Quebec, by contrast, reported 52 additional COVID-19 deaths Tuesday, for a total of 4,713. The total number of confirmed cases in Quebec now stands at 51,593, with 16,803 people who have recovered.

Cote St-Luc is home to about 32,000 people and has the highest percentage of seniors in Quebec, Brownstein said. At the beginning of the pandemic in March, it was one of the hardest-hit areas in the province.

"But we closed non-essential businesses early, and our numbers went down," he said.

"We want to keep it that way. We are doing this to make sure we can continue to keep our numbers down."

Cote St-Luc had 494 confirmed COVID-19 cases and 35 deaths as of Monday evening, while there were a total of 25,652 cases and 2,947 deaths on the island of Montreal.

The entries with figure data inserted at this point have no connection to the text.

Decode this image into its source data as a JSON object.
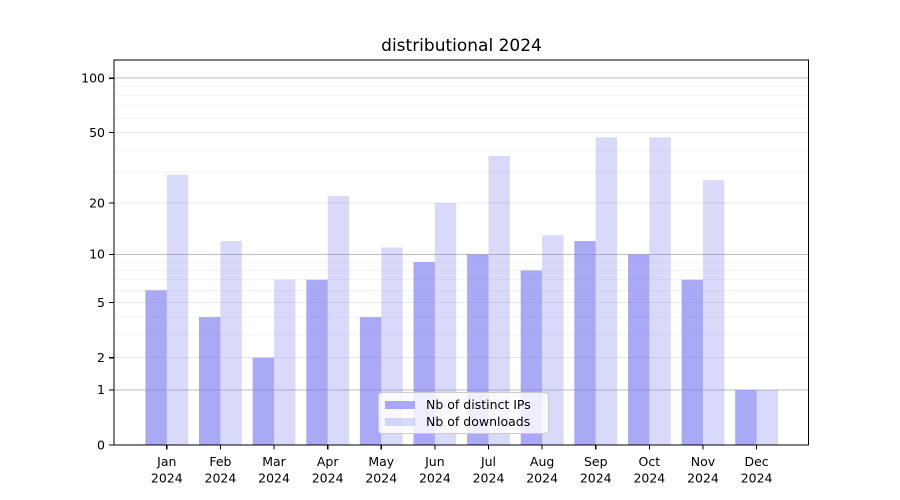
{
  "chart_data": {
    "type": "bar",
    "title": "distributional 2024",
    "categories": [
      "Jan 2024",
      "Feb 2024",
      "Mar 2024",
      "Apr 2024",
      "May 2024",
      "Jun 2024",
      "Jul 2024",
      "Aug 2024",
      "Sep 2024",
      "Oct 2024",
      "Nov 2024",
      "Dec 2024"
    ],
    "series": [
      {
        "name": "Nb of distinct IPs",
        "color": "#8080f0",
        "opacity": 0.68,
        "values": [
          6,
          4,
          2,
          7,
          4,
          9,
          10,
          8,
          12,
          10,
          7,
          1
        ]
      },
      {
        "name": "Nb of downloads",
        "color": "#8080f0",
        "opacity": 0.3,
        "values": [
          29,
          12,
          7,
          22,
          11,
          20,
          37,
          13,
          47,
          47,
          27,
          1
        ]
      }
    ],
    "xlabel": "",
    "ylabel": "",
    "yscale": "log10(value+1)",
    "yticks": [
      0,
      1,
      2,
      5,
      10,
      20,
      50,
      100
    ],
    "yticks_minor": [
      3,
      4,
      6,
      7,
      8,
      9,
      30,
      40,
      60,
      70,
      80,
      90
    ],
    "ylim": [
      0,
      126
    ],
    "grid": "on",
    "legend": {
      "position": "lower center"
    }
  },
  "colors": {
    "bar_base": "#8080f0",
    "grid_decade": "#bdbdbd",
    "grid_labeled": "#e8e8e8",
    "grid_minor": "#f3f3f3",
    "axis": "#000000",
    "text": "#000000",
    "legend_border": "#cccccc",
    "legend_background": "rgba(255,255,255,0.8)",
    "background": "#ffffff"
  }
}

Also on Tuesday, Quebec launched its recruiting drive to find 10,000 people willing to take a three-month training course to become full-time orderlies in the province's long-term care homes. Residents of long-term care homes in Quebec, who are among the most elderly, sick and vulnerable, account for roughly 65 per cent of all COVID-19 victims in the province.

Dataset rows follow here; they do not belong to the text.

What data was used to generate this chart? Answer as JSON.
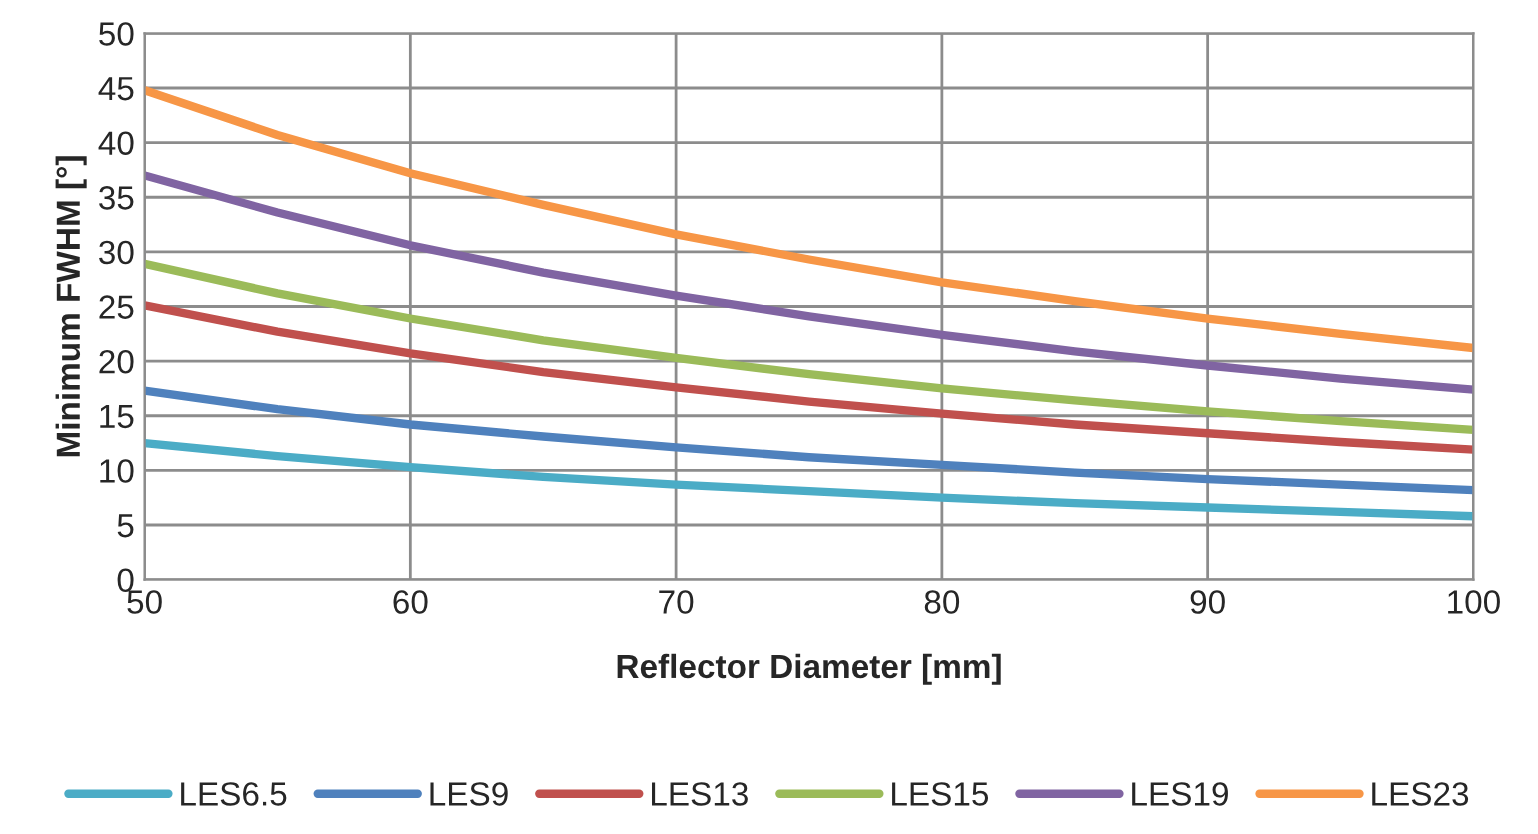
{
  "chart_data": {
    "type": "line",
    "xlabel": "Reflector Diameter [mm]",
    "ylabel": "Minimum FWHM [°]",
    "x": [
      50,
      55,
      60,
      65,
      70,
      75,
      80,
      85,
      90,
      95,
      100
    ],
    "series": [
      {
        "name": "LES6.5",
        "color": "#4bacc6",
        "values": [
          12.5,
          11.3,
          10.3,
          9.4,
          8.7,
          8.1,
          7.5,
          7.0,
          6.6,
          6.2,
          5.8
        ]
      },
      {
        "name": "LES9",
        "color": "#4f81bd",
        "values": [
          17.3,
          15.6,
          14.2,
          13.1,
          12.1,
          11.2,
          10.5,
          9.8,
          9.2,
          8.7,
          8.2
        ]
      },
      {
        "name": "LES13",
        "color": "#c0504d",
        "values": [
          25.1,
          22.7,
          20.7,
          19.0,
          17.6,
          16.3,
          15.2,
          14.2,
          13.4,
          12.6,
          11.9
        ]
      },
      {
        "name": "LES15",
        "color": "#9bbb59",
        "values": [
          28.9,
          26.2,
          23.9,
          21.9,
          20.3,
          18.8,
          17.5,
          16.4,
          15.4,
          14.5,
          13.7
        ]
      },
      {
        "name": "LES19",
        "color": "#8064a2",
        "values": [
          37.0,
          33.6,
          30.6,
          28.1,
          26.0,
          24.1,
          22.4,
          20.9,
          19.6,
          18.4,
          17.4
        ]
      },
      {
        "name": "LES23",
        "color": "#f79646",
        "values": [
          44.8,
          40.7,
          37.2,
          34.3,
          31.6,
          29.3,
          27.2,
          25.5,
          23.9,
          22.5,
          21.2
        ]
      }
    ],
    "xlim": [
      50,
      100
    ],
    "xticks": [
      50,
      60,
      70,
      80,
      90,
      100
    ],
    "ylim": [
      0,
      50
    ],
    "yticks": [
      0,
      5,
      10,
      15,
      20,
      25,
      30,
      35,
      40,
      45,
      50
    ],
    "grid": true,
    "legend": "bottom",
    "marker": "none",
    "line_style": "solid"
  }
}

"I'm asking all Quebecers from the bottom of my heart, if you're ready to mobilize your strength, your energy, your humanity, if you want to make a real difference in the lives or our elderly, please join us, we need you," Legault said in Quebec City.

Legault said the course will begin in mid-June and last until mid-September, when he hopes the new recruits will replace the hundreds of soldiers and other untrained people who answered a plea from the premier to help fill labour shortages.

The training course will be 375 hours long and will pay $760 per week. Graduates will be paid a starting full-time annual salary of $49,000.